Which is more important: Character or plot?

People are what stories are about. Readers read to live vicariously through the characters in the book. If they can't identify with those characters, the story falls flat.

Of course a story needs a well drawn, believable cast of characters. But a book with only well drawn characters and no plot is not a story. It's a character study. You need to decide whose story you are telling and what will happen to them at the outset, when you first formulate your premise. Your choice of character is paramount. He must be ripe for this story to happen to him, or your story won't engage.

So why have you chosen him? What is he lacking that he needs to learn from going through this experience? How will it change him? Get this right and your character will react and drive the plot as they sort out their personal issues. It's called a Character Arc and it's as old as storytelling itself. For a more detailed analysis check out these books:
The Writer's Journey by Christopher Vogler
The Key: How to Write Damn Good Fiction Using the Power of Myth by James N. Frey

Your character should be interesting rather than likeable - some of the most compelling literary characters are utterly deplorable human beings! - and they should be flawed in some way they are not aware of.

How to make characters real?
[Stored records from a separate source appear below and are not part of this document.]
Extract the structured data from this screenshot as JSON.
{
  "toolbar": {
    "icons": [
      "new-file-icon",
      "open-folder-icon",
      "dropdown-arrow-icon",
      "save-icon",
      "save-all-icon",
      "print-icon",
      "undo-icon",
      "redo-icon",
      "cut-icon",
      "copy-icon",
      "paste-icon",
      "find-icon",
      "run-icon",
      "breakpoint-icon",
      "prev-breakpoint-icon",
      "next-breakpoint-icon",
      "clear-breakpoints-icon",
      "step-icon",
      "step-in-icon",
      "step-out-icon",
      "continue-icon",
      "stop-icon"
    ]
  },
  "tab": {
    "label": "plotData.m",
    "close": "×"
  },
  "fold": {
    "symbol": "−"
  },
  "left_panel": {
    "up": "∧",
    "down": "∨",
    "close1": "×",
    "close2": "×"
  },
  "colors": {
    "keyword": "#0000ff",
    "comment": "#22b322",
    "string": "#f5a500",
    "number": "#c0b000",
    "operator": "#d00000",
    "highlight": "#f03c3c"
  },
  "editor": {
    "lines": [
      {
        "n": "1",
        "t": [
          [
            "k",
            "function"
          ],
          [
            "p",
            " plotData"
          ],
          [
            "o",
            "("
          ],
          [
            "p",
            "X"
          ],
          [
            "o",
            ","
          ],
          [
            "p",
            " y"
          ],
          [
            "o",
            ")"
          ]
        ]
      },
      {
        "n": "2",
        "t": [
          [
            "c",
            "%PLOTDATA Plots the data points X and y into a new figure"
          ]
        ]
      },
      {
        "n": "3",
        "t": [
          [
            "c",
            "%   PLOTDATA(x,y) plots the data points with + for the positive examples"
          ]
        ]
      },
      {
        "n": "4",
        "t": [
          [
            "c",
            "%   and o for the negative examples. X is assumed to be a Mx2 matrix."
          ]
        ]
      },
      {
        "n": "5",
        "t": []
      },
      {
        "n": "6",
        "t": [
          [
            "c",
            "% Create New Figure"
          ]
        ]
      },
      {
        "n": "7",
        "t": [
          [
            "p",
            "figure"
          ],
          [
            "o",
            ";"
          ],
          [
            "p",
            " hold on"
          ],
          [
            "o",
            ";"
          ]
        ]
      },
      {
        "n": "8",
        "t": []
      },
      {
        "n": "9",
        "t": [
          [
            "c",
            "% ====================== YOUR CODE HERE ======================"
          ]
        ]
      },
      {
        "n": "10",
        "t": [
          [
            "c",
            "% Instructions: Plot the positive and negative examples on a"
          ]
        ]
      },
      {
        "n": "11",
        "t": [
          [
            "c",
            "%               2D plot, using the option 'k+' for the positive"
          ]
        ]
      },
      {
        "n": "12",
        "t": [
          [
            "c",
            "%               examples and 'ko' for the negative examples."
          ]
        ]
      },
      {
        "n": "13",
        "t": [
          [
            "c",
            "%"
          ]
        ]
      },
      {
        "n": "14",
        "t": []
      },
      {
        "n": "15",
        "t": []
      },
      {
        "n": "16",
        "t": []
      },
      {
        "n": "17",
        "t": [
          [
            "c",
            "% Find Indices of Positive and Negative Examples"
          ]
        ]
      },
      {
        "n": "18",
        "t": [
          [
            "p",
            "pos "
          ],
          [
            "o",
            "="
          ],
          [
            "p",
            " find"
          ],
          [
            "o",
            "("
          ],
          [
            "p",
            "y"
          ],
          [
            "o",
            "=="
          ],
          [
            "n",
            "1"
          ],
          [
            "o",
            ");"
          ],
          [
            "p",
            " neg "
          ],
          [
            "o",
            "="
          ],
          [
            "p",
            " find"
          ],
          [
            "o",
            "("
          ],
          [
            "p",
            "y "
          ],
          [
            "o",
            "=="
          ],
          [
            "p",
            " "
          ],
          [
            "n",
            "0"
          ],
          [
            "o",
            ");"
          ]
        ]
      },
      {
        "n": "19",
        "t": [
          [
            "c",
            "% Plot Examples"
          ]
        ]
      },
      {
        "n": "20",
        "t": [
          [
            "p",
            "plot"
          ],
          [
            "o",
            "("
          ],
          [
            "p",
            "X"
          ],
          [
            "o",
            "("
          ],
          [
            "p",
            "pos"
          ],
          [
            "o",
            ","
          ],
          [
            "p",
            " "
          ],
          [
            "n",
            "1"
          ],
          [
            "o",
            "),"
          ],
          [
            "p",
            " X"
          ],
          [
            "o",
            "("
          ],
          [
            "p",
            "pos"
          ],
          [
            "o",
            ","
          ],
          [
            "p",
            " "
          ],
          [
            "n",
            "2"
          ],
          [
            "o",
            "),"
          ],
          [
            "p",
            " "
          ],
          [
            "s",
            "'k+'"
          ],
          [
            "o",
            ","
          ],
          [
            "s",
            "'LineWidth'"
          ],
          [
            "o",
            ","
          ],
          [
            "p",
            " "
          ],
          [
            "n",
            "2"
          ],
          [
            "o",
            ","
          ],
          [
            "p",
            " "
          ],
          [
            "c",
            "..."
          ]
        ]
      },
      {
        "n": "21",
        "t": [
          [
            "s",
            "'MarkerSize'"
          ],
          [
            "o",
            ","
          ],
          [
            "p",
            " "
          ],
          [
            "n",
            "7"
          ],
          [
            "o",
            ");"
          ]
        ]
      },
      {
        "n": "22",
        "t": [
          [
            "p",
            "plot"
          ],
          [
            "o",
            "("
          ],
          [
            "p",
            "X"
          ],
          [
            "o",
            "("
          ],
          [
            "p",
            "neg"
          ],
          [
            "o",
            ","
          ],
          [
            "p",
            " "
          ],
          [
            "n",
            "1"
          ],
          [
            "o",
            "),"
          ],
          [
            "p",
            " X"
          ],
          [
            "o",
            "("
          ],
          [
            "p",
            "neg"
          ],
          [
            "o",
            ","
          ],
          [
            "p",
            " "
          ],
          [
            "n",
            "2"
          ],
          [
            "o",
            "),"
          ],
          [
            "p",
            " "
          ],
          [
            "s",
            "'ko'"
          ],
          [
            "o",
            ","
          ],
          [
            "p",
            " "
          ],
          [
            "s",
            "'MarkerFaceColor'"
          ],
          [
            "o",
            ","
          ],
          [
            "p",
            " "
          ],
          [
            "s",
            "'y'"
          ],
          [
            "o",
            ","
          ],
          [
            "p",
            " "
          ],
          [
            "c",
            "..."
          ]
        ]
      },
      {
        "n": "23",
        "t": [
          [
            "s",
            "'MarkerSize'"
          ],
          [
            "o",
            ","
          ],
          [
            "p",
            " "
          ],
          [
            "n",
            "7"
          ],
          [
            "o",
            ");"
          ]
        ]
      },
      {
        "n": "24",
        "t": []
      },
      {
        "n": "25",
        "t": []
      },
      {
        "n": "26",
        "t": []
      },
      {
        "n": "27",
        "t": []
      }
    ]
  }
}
To write a convincing characterisation you have to know them as you would a friend. There's more to that than a list of attributes and a CV. To flesh out your characters you could try an online journal or blog. Write in the voice of the character, play at being them. It's a good way to explore their attitudes and background, but don't fall into the trap of trying to put all that information into your book or you'll end up with the dreaded info dump!